After emergency responders took her grandmother away, Kanavy had to be pried out of the crushed vehicle. That's when she met Golden Valley Fire Department Capt. Rob Arnold, who first held her hand during the ordeal and then told her to grab his arm as hard as she could while they removed her because it would be painful. Arnold accompanied her as she was placed in the ambulance.

In appreciation for the care given to Kanavy and McCloskey, Kanavy and her family, including her two young sons, Mikey Kanavy, 7, and Jacob McMurray, 4, visited the Golden Valley Fire Department on Friday to meet the employees who assisted with the accident. They are Arnold, Cody Wood, Jimmy Childers, David Guerrero, Chris Hinds, Luke Weber and Robert Cole.

"I wanted to say thank you to them because they did everything they could for me and my grandma," said Kanavy, who has two fractures in her lumbar spine, a broken sacrum and a right hand that is fractured and broken. "I remember Rob holding my hand and then telling me to hold onto his arm when they pulled me out, and it gave me such comfort. We bonded so much that I wanted him to ride in the ambulance with me, but he couldn't. Their help means a lot to us."

The head-on collision was significant, said Arnold, and involved multiple injuries and transports to area hospitals. Arnold said he is proud of his team, which acted quickly and cohesively to save the lives of as many as possible at the scene. Arnold said this is only the third time someone has returned to thank him in his 12 years as a career firefighter.

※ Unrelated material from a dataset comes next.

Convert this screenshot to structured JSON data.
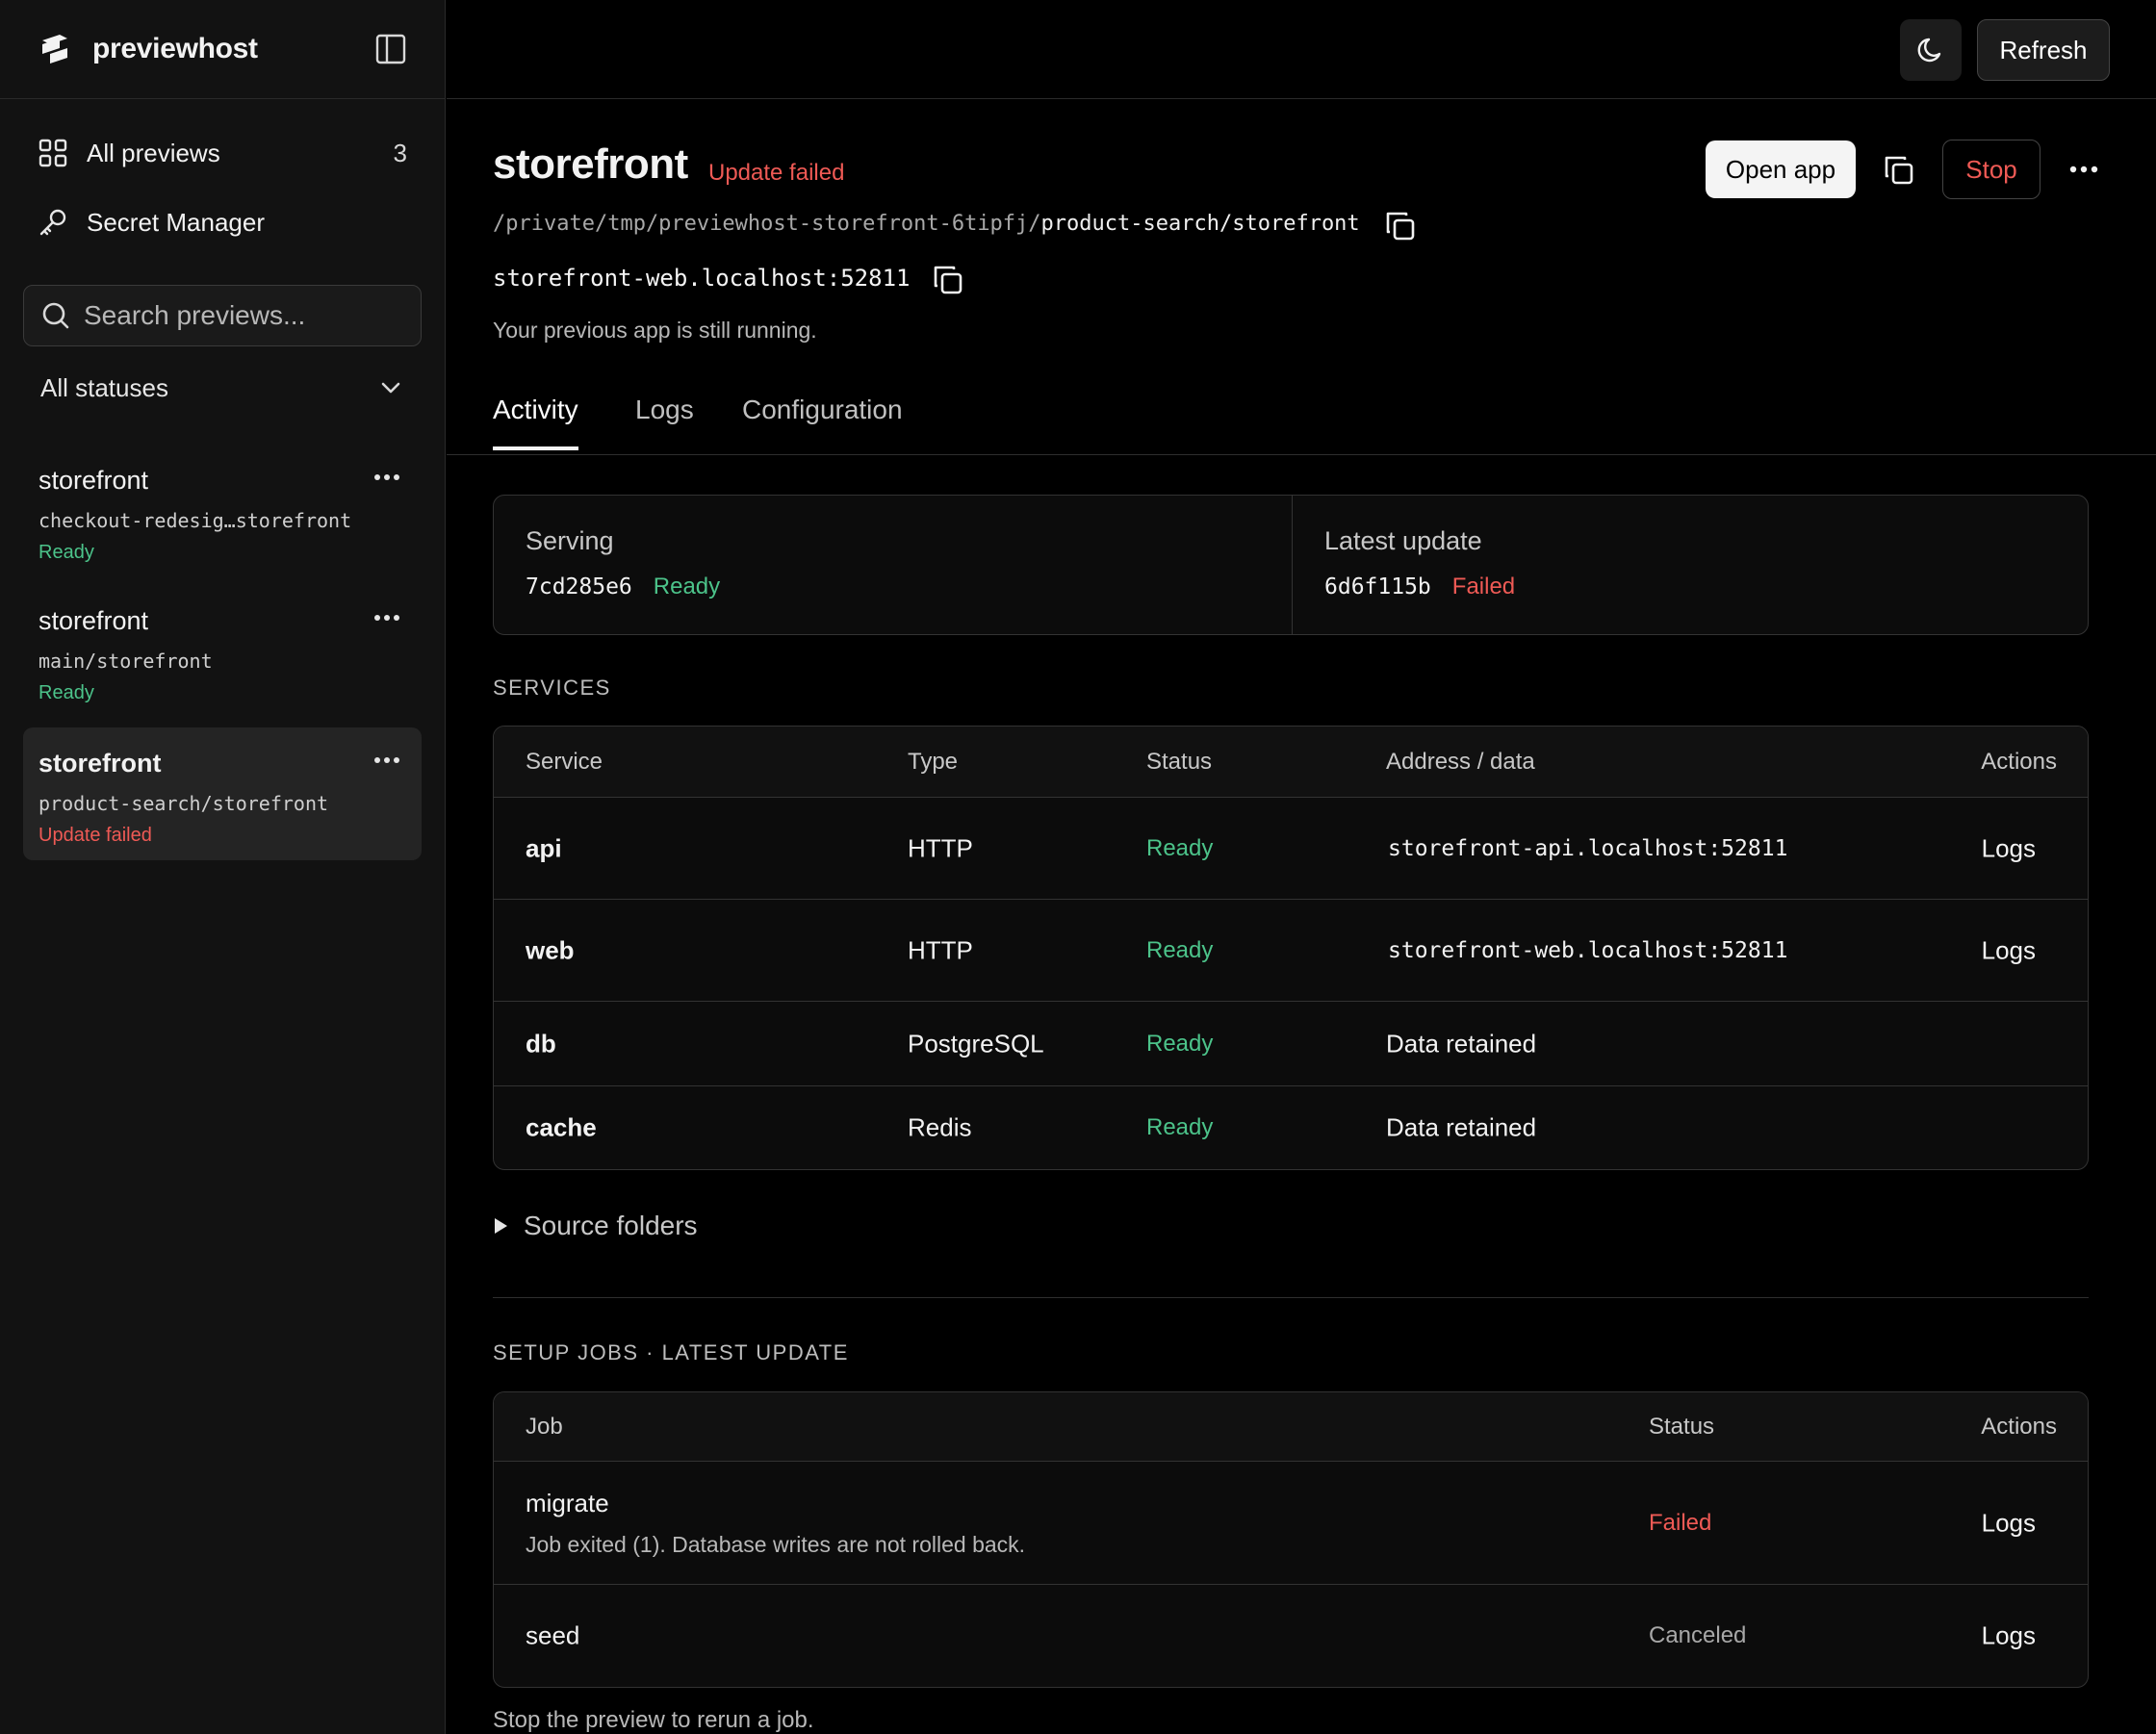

"I think everyone who does this job is here for the patients we assist," said Arnold. "They're the reason we do this kind of work. It's rewarding for us to be able to make a big difference in someone's life, and it's really nice to be thanked. I'll remember this for the rest of my life, and I'm sure she will, too. I'm glad to see that she is doing so well after such a traumatic incident."